Tout est bien. Adieu.
Dieu en a décidé ainsi. Jean d'ORMESSON, L'Immortel, ne jouera plus avec la vie, sa vie. Ce Prince des lettres, cet écrivain du bonheur, qui faisait tout pour que la vie soit belle, en a bien profité, jusqu'au bout, de ses 92 ans.
A la fin de son livre "C'était bien", il donnait le "mode d'emploi" à ses lecteurs : "Vous glissez le livre dans votre poche. De temps en temps, vous le feuilletez. Et puis, vous l'oubliez. L'argent, le roller, le dentiste, la télé, vous avez autre chose à faire qu'à penser à moi, au temps, à l'éternité - et à Dieu. Existe-t-il seulement, ce Dieu de notre enfance et de nos espérances ? Je ne sais pas. Mais rien d'autre n'existe."

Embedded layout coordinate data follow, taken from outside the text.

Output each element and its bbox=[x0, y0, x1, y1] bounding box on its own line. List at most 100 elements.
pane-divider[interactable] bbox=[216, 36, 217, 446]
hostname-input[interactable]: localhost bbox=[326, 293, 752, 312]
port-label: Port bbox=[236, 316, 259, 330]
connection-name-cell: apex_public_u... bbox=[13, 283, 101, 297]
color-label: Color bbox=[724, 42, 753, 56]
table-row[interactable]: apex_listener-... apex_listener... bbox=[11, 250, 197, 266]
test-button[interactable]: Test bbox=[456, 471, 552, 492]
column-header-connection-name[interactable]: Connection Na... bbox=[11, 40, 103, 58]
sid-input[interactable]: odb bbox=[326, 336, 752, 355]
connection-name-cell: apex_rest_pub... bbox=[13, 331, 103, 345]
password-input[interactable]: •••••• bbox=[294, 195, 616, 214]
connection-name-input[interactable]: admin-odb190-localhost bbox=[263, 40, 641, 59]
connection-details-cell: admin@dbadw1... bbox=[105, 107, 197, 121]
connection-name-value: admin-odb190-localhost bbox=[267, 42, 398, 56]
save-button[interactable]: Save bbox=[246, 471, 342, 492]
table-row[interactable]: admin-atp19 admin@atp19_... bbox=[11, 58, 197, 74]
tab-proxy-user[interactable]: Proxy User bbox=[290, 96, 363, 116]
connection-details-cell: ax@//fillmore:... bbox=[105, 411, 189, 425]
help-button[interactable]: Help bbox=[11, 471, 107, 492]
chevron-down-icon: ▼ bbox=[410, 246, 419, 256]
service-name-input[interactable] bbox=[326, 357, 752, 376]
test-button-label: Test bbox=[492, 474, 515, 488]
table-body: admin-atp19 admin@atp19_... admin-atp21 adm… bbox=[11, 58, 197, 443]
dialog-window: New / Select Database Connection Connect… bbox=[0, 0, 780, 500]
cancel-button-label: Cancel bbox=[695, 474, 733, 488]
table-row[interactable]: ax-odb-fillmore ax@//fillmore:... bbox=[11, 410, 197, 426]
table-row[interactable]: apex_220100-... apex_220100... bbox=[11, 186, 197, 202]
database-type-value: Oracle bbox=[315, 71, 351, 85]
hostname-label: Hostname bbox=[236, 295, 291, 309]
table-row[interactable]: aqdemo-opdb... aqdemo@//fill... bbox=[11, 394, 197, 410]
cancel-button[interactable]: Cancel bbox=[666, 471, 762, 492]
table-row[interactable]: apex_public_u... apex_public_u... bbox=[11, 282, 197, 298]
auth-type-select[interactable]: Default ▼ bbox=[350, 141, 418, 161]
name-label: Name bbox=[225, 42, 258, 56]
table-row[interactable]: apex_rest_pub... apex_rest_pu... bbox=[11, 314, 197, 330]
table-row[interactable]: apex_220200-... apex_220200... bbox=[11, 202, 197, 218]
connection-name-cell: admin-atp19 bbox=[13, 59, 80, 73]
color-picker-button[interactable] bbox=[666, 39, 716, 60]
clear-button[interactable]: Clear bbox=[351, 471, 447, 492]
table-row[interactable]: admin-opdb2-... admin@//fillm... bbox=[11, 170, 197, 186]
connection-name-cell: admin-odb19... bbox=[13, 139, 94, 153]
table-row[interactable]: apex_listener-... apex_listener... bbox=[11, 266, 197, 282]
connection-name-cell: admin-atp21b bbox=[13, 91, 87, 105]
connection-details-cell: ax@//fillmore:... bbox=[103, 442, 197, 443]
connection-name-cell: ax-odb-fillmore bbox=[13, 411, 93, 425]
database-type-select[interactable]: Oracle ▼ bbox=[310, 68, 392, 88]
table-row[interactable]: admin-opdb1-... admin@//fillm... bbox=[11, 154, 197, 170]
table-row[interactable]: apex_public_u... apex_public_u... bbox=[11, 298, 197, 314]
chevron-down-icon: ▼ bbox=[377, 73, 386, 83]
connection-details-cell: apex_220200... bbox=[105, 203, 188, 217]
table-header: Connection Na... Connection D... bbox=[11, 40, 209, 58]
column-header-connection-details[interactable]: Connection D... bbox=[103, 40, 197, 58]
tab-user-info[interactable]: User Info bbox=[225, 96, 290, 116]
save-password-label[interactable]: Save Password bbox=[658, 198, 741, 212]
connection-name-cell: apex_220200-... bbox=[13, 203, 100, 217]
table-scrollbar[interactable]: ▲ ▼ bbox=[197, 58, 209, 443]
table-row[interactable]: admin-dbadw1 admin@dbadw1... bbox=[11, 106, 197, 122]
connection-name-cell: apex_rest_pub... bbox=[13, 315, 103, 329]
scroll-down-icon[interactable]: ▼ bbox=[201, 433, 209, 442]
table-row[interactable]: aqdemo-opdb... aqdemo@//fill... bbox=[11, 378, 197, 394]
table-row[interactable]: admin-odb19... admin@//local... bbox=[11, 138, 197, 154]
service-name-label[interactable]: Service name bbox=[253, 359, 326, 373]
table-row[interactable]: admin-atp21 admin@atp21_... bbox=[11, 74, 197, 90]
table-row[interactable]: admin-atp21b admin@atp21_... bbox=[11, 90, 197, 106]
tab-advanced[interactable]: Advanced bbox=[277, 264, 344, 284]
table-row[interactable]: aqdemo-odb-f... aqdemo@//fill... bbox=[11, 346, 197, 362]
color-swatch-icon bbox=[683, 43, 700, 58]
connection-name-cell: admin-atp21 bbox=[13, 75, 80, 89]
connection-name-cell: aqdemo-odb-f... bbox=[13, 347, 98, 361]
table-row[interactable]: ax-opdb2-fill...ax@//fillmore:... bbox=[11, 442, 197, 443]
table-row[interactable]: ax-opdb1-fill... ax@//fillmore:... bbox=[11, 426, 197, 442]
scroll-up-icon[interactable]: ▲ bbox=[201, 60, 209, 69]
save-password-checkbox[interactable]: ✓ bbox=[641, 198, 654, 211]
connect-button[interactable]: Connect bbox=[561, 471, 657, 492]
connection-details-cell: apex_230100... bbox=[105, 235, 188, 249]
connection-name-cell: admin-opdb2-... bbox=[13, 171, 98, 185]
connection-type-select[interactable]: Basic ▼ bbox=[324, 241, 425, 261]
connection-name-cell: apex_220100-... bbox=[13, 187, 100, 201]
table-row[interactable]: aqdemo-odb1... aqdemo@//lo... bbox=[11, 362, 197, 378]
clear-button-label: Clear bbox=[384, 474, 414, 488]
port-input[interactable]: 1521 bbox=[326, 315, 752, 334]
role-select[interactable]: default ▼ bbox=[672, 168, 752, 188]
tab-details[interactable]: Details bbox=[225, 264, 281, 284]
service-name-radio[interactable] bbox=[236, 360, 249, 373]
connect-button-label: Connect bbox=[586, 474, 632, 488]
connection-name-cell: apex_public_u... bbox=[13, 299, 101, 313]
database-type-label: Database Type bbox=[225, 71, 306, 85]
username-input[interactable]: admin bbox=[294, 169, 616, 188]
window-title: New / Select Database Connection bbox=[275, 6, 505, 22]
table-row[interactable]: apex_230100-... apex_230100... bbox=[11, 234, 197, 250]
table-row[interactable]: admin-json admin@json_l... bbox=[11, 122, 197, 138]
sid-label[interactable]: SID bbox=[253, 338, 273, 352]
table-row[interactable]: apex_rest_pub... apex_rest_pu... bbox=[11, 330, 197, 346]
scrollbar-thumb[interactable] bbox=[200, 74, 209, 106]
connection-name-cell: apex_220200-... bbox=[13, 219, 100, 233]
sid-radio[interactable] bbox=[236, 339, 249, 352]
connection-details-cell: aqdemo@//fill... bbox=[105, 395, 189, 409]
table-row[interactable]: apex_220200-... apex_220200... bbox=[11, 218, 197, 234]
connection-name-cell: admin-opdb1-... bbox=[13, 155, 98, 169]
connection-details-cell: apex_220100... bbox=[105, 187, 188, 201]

Un jour, par hasard, j'ai déniché ce livre pour deux euros, et depuis je le feuillette régulièrement et j'y puise force et liberté de penser.
Cet homme élégant -à l'extérieur comme à l'intérieur- aux yeux bleus pétillant de malice et à la plume féroce, m'a toujours émue.
En 2003, il écrivait : "Personne, après moi, n'écrira plus comme j'écris. Je ne veux pas dire par là que j'écris mieux que les autres. Je vous dire que je suis le dernier à écrire comme jécris. Je suis un laissé-pour-compte, je suis une fin de série. J'écris comme au siècle dernier, comme au siècle d'avant et comme aux deux siècles avant le siècle d'avant. J'écris, oui, je sais, en moins bien, comme La Bruyère, comme Fontenelle, comme Vauvenargues ou Mérimée, comme Jules Romains ou Morand.Je suis, depuis longtemps, le dernier d'une lignée qui s'achève. Les autres, après moi, écriront autrement. Je le leur conseille, en tout cas... Et il finit ainsi ce chapitre, le dernier de ce livre, par ces mots : "Voilà maintenant que le temps me presse. Vite, vite. Assez lambiné. La fin est à mes trousses. Elle me tire par la manche. Il faut l'aimer, elle aussi. Tout est bien. Adieu. Adieu."
Dieu lui a accordé 14 années supplémentaires pour savouver "l'enchantement d'être vivant". Désormais, d'en haut, il pourra s'amuser de tout et doit déjà se réjouir de tous ces hommages qu'on lui fait.